Cities Face Cutbacks as Commercial Real Estate Prices Tumble

In San Francisco, a 20-story office tower that sold for $146 million a decade ago was listed in December for just $80 million.

In Chicago, a 200,000-square-foot-office building in the city’s Clybourn Corridor that sold in 2004 for nearly $90 million was purchased last month for $20 million, a 78 percent markdown.

And in Washington, a 12-story building that mixes office and retail space three blocks from the White House that sold for $100 million in 2018 recently went for just $36 million.
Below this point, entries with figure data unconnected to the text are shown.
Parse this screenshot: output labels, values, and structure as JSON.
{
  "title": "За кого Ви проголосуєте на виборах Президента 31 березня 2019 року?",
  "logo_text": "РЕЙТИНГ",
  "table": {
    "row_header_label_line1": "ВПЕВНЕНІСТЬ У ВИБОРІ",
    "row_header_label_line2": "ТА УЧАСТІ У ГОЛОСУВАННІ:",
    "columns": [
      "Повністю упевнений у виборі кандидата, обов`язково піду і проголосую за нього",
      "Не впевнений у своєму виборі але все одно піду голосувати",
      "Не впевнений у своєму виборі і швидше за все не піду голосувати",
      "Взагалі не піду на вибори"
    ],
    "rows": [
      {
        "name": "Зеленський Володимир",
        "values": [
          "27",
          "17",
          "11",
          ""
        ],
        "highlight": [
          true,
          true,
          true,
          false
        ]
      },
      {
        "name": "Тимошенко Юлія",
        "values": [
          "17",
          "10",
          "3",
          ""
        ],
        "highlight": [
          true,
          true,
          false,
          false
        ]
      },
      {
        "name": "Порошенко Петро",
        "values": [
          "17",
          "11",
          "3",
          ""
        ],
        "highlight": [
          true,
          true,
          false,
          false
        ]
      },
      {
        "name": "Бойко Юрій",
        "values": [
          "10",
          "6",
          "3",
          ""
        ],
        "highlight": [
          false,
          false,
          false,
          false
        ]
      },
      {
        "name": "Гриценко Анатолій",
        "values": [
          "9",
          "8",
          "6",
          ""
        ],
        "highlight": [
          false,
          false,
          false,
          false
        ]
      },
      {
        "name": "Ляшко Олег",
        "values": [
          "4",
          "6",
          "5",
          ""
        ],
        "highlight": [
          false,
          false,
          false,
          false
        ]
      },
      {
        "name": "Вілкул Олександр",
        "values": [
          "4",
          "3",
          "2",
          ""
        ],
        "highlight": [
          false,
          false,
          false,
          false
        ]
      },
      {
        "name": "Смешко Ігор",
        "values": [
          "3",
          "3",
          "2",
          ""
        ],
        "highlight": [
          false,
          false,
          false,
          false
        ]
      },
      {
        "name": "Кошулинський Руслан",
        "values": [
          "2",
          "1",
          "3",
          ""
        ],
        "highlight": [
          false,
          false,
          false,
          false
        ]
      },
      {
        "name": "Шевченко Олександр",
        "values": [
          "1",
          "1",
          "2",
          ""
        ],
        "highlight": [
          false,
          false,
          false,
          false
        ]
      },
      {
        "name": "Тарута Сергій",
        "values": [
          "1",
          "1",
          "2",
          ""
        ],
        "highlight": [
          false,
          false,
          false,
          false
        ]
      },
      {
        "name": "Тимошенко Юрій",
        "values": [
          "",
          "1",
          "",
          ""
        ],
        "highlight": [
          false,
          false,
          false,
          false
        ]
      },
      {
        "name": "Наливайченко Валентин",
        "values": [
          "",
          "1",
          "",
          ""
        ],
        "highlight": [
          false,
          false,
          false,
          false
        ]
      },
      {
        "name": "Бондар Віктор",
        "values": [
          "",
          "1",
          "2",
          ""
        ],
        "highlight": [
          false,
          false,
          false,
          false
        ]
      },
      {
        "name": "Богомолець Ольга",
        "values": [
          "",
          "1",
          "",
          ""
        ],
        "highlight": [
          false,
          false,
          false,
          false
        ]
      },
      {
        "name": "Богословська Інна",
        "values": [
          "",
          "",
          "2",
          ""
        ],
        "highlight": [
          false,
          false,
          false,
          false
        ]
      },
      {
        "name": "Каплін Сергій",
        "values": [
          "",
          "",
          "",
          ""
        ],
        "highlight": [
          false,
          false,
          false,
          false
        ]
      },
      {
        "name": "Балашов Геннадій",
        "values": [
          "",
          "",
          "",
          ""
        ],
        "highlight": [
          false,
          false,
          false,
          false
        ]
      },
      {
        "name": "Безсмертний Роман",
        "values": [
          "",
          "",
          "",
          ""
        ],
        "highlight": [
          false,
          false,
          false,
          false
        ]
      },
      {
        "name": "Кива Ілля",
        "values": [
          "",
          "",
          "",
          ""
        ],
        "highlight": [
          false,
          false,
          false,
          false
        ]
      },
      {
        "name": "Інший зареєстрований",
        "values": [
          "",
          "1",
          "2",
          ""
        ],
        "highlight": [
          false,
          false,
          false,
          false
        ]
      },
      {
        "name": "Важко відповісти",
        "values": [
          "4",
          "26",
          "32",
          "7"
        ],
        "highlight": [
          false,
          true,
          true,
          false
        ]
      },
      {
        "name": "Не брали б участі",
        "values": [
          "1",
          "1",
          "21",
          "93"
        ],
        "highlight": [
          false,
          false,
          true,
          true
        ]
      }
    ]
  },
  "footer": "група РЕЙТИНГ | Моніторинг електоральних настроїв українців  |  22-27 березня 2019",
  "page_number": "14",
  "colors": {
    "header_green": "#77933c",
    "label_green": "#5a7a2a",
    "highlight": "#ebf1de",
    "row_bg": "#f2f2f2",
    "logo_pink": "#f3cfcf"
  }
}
Such steep discounts have become normal for office space across the United States as the pandemic trends of hybrid and remote work have persisted, hollowing out urban centers that were once bustling with workers. But the losses are hitting more than just commercial real estate investors. Cities are also starting to bear the brunt, as municipal budgets that rely on taxes associated with valuable commercial property are now facing shortfalls and contemplating cutbacks as lower assessments of property values reduce tax bills.

“They’re being sold at massive discounts,” Aaron Peskin, president of the San Francisco board of supervisors, said of office buildings in his city. “If you were the folks who bought at the top of the market, you’re taking a huge haircut.”

Mr. Peskin said that San Francisco’s $14 billion budget is facing the prospect of a $1 billion shortfall over the next few years, in part because of lost commercial real estate tax revenue.